Readings 2.1 - 2.2, Rmarkdown
- The most basic idea of statistics is that if you ran an experiment again, you would get different results i.e., there is randomness. Probability is the calculus of randomness.
Definitions
- If \(y\) is a discrete random variable taking on values \(y_{k}\) with probability \(p_{k}\), then its mean is defined as \(\mathbf{E}\left[y\right] = \sum_{k} p_{k}y_{k}\). If it is a continuous variable with density \(p\left(y\right)\), the corresponding quantity is \(\mathbf{E}\left[y\right] = \int_{\mathbf{R}} y p\left(y\right) dy\). Think of integral in the continuous case like the limit of a Riemann sum in calculus
- To build intuition about this formula, consider some special cases,
- If there are just two values with equal probability, it’s just a midpoint
- If one of the probability weights is larger, it’s closer to the larger weight
- If you have many values, it’s closer to the ones with large weight
- The variance of a random variable \(Y\) is defined as \(\text{Var}\left[y\right] = \mathbf{E}\left[y - \mathbf{E}\left[y\right]\right]^2\). This measures the typical distance of \(Y\) around its mean.
Useful properties
- For calculations, it’s often easier to use properties of mean and variance to reduce to simpler expressions, rather than using the formulas above. For example, expectation is a linear function,
\[
\mathbf{E}\left[c_{1}y_{1} + c_{2}y_{2}\right] = c_{1}\mathbf{E}\left[y_{1}\right] + c_{2}\mathbf{E}\left[y_{2}\right].
\]
Variance is not linear, but the variance of a linear combination of two random variables can be found simply enough,
\[
\text{Var}\left[c_1 y_1 + c_2 y_2\right] = c_1^2 \text{Var}\left[y_1\right] +
c_2^2 \text{Var}\left[y_2\right] +
c_1 c_2 \text{Cov}\left[y_1, y_2\right]
\]
where we define the covariance as, \[
\text{Cov}\left[y_1, y_2\right] = \mathbf{E}\left[\left(y_1 - \mathbf{E}\left[y_1\right]\right)\left(
y_2 - \mathbf{E}\left[y_2\right]\right)\right]
\]
Sampling and Estimators
Why is probability useful in statistics. From a high-level, statistics is concerned with drawing inferences from the specific to the general. Starting from a sample, we would like to say something true about the population. A typical strategy is to compute a statistic (a function of the sample) to say something about the probability distribution that it was drawn from (a property of the population).

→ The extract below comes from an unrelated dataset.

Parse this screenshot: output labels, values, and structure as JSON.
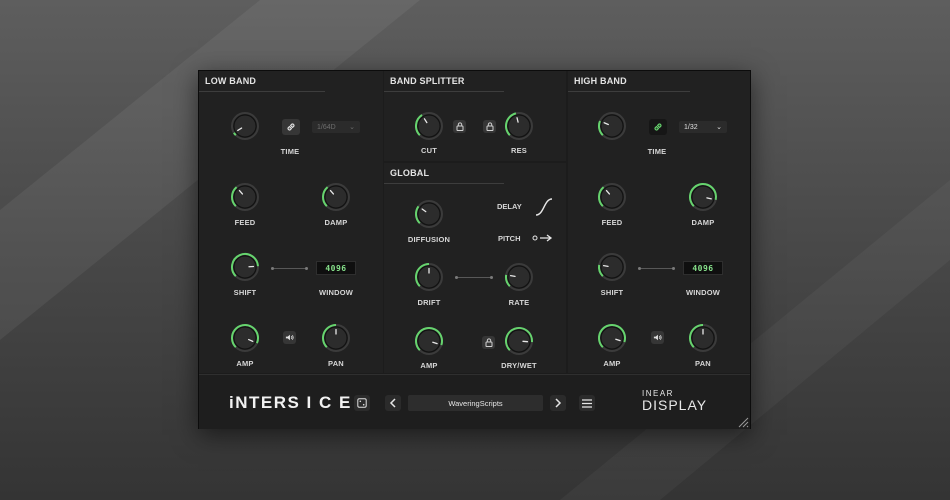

Suppose we have observed \(n\) samples \(y_{1}, \dots, y_{n}\). Two very useful statistics are the sample mean,
\[
\bar{y} = \frac{1}{n}\sum_{i = 1}^{n}y_i
\] and the sample standard deviation \[
S = \sqrt{\frac{1}{n - 1}\sum_{i = 1}^{n}\left(y_i - \bar{y}\right)^2}
\]
and the sample standard deviation,
- Statisticians have come up with a variety of properties that they would like their statistics to satisfy. Two common requirements are that the statistic be “unbiased” and “minimum variance.” Unbiased means it’s centered around the correct value, on average Minimum variance means it’s not too far from the correct value, on average.
Central limit theorem
- For very many distributions, an appropriately rescaled version of the sample mean converges to a normal distribution. Specifically, if all the \(y_i\) are drawn i.i.d. from some distribution with mean \(\mu\) and variance \(\sigma^2\), then
\[
\frac{\sqrt{n}\left(\bar{y} - \mu\right)}{\sigma} \to \mathcal{N}\left(0, 1\right).
\]
- This phenomenon is called the central limit theorem.